With FLoC on the other hand, your Chrome browser would anonymously profile you by analyzing your browser history. Few specifics are known except that this is an ongoing experiment being gradually rolled out.
How does this affect the Web?
There are several other issue points where FLoC is being actively criticized, but I would like to emphasize two consequences of this practice.
First, this neatly helps reducing ad-tech competition for Google. Any advertiser can use third-party cookies to track visitors on partner sites, but FLoC results can only be gathered, learned, analyzed and then marketed by Google. Whatever they promise about sharing FLoC IDs, it’s still under their total control. I can hardly feel sorry for any advertising company, but further increasing Google’s web monopoly sounds daunting.

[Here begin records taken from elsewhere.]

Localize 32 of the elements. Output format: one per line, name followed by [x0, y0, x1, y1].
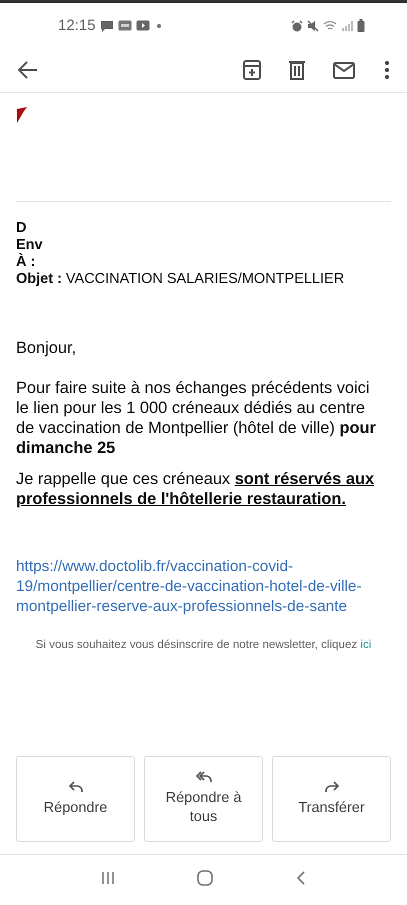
home-icon[interactable]: [197, 870, 214, 886]
back-nav-icon[interactable]: [296, 870, 306, 886]
more-icon[interactable]: [385, 61, 389, 79]
trash-icon[interactable]: [289, 60, 305, 80]
mail-icon[interactable]: [333, 62, 355, 78]
chat-icon: [100, 20, 114, 32]
paragraph: Pour faire suite à nos échanges précédents voici le lien pour les 1 000 créneaux dédiés au centre de vaccination de Montpellier (hôtel de ville) pour dimanche 25: [16, 378, 377, 458]
greeting: Bonjour,: [16, 338, 78, 358]
archive-icon[interactable]: [243, 60, 261, 80]
to-label: À :: [16, 254, 36, 271]
signal-icon: [341, 20, 353, 32]
forward-icon: [324, 780, 338, 792]
video-icon: [136, 20, 150, 31]
clock: 12:15: [58, 17, 96, 34]
alarm-icon: [291, 20, 303, 32]
paragraph: Je rappelle que ces créneaux sont réservés aux professionnels de l'hôtellerie restauration.: [16, 469, 376, 509]
battery-icon: [357, 19, 365, 32]
unsubscribe-text: Si vous souhaitez vous désinscrire de notre newsletter, cliquez ici: [34, 637, 372, 653]
mute-icon: [307, 20, 319, 32]
subject-label: Objet :: [16, 271, 62, 288]
recent-apps-icon[interactable]: [101, 871, 116, 885]
wifi-icon: [323, 20, 337, 32]
link[interactable]: https://www.doctolib.fr/vaccination-covid-19/montpellier/centre-de-vaccination-hotel-de-ville-montpellier-reserve-aux-professionnels-de-sante: [16, 557, 391, 617]
from-label: D: [16, 220, 26, 237]
back-icon[interactable]: [18, 61, 38, 79]
reply-icon: [68, 780, 82, 792]
reply-button[interactable]: Répondre: [16, 756, 135, 842]
reply-all-icon: [196, 771, 212, 783]
reply-all-button[interactable]: Répondre à tous: [144, 756, 263, 842]
forward-button[interactable]: Transférer: [272, 756, 391, 842]
sent-label: Env: [16, 237, 43, 253]
subject-text: VACCINATION SALARIES/MONTPELLIER: [66, 271, 344, 288]
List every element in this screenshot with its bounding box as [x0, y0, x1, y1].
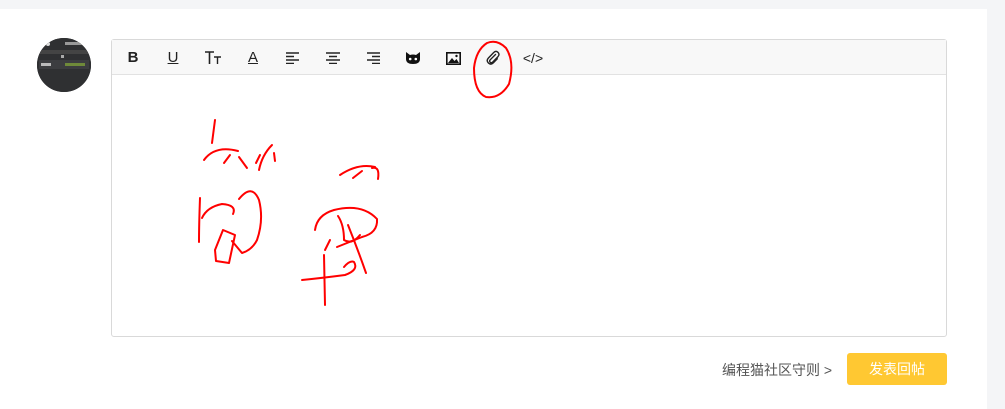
attachment-button[interactable] — [483, 48, 503, 68]
code-icon: </> — [522, 50, 544, 66]
editor-content[interactable] — [112, 75, 946, 336]
avatar[interactable] — [37, 38, 91, 92]
bold-icon: B — [127, 49, 139, 66]
font-color-icon: A — [247, 49, 258, 66]
underline-button[interactable]: U — [163, 48, 183, 68]
align-left-button[interactable] — [283, 48, 303, 68]
cat-icon — [406, 52, 420, 64]
emoji-button[interactable] — [403, 48, 423, 68]
image-icon — [445, 51, 461, 65]
align-right-button[interactable] — [363, 48, 383, 68]
image-button[interactable] — [443, 48, 463, 68]
handwritten-scribble — [198, 119, 380, 306]
font-color-button[interactable]: A — [243, 48, 263, 68]
paperclip-icon — [486, 50, 500, 65]
align-left-icon — [286, 52, 299, 64]
community-guidelines-link[interactable]: 编程猫社区守则 > — [722, 361, 832, 379]
align-center-button[interactable] — [323, 48, 343, 68]
code-button[interactable]: </> — [523, 48, 543, 68]
align-center-icon — [326, 52, 340, 64]
editor-toolbar: B U A </> — [112, 40, 946, 75]
align-right-icon — [367, 52, 380, 64]
font-size-button[interactable] — [203, 48, 223, 68]
reply-editor: B U A </> — [111, 39, 947, 337]
bold-button[interactable]: B — [123, 48, 143, 68]
submit-reply-button[interactable]: 发表回帖 — [847, 353, 947, 385]
font-size-icon — [205, 51, 221, 64]
underline-icon: U — [167, 49, 179, 66]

Second, this shifts control from website owners to Google on how visitor data is being collected and capitalized on. Before this, website owners could decide which third-party ad tracker they add to their site, by using tracking pixels or embedded ad scripts.
We dislike ads and the whole web ad business model is arguably flawed, but this at least generated revenue for valuable sites we love.
On the contrary, with FLoC, in every Chrome browser, for every user, every visit is automatically recorded. The whole Web is automatically opted in, and you, as a website owner would have to opt out to prevent Google from harvesting your visitor’s data, even if you have been consciously not using any tracking scripts on your site.
And even if you had tracking/ads on your site, you wouldn’t get any share of revenue with FLoC. (Not mentioning the possibility that Google could rank sites that opt out lower among their search results.)
In my opinion, this would change the Web for the worse: increasing monopoly of Google, decreasing competition and user privacy. 65% of Web users’ visitor data being harvested by some black box algorithm, unless they individually opt out.
How can I opt out?
Take action! Fortunately, there are several ways to opt out from Floc as a webmaster. For gombosg.com I simply disallowed FLoC in a .htaccess file. If you look at the response headers:
~ $ curl -Lv https://gombosg.com
[...]
< HTTP/2 200
< date: Fri, 16 Apr 2021 12:21:50 GMT
< permissions-policy: interest-cohort=()`
This header is supposed to turn off data collection regarding this site. Still, we are at Google’s mercy when it comes to actually respecting the received header.
On the client side: just don’t use Chrome. Use Chromium, Firefox, or any other browser.
Ok, if you’re a Chrome user I’m not going to redirect you to floc-away-from-chrome.com… just yet.
It’s important to know that at the time of this writing FLoC is not being tested in countries where the GDPR is in effect. It is possible that some countries’ authorities would take action to deal with this privacy violation. Yet, court cases could take years to pass through, and we have already learned that regulators can hardly manage to contain the greed of tech monopolies.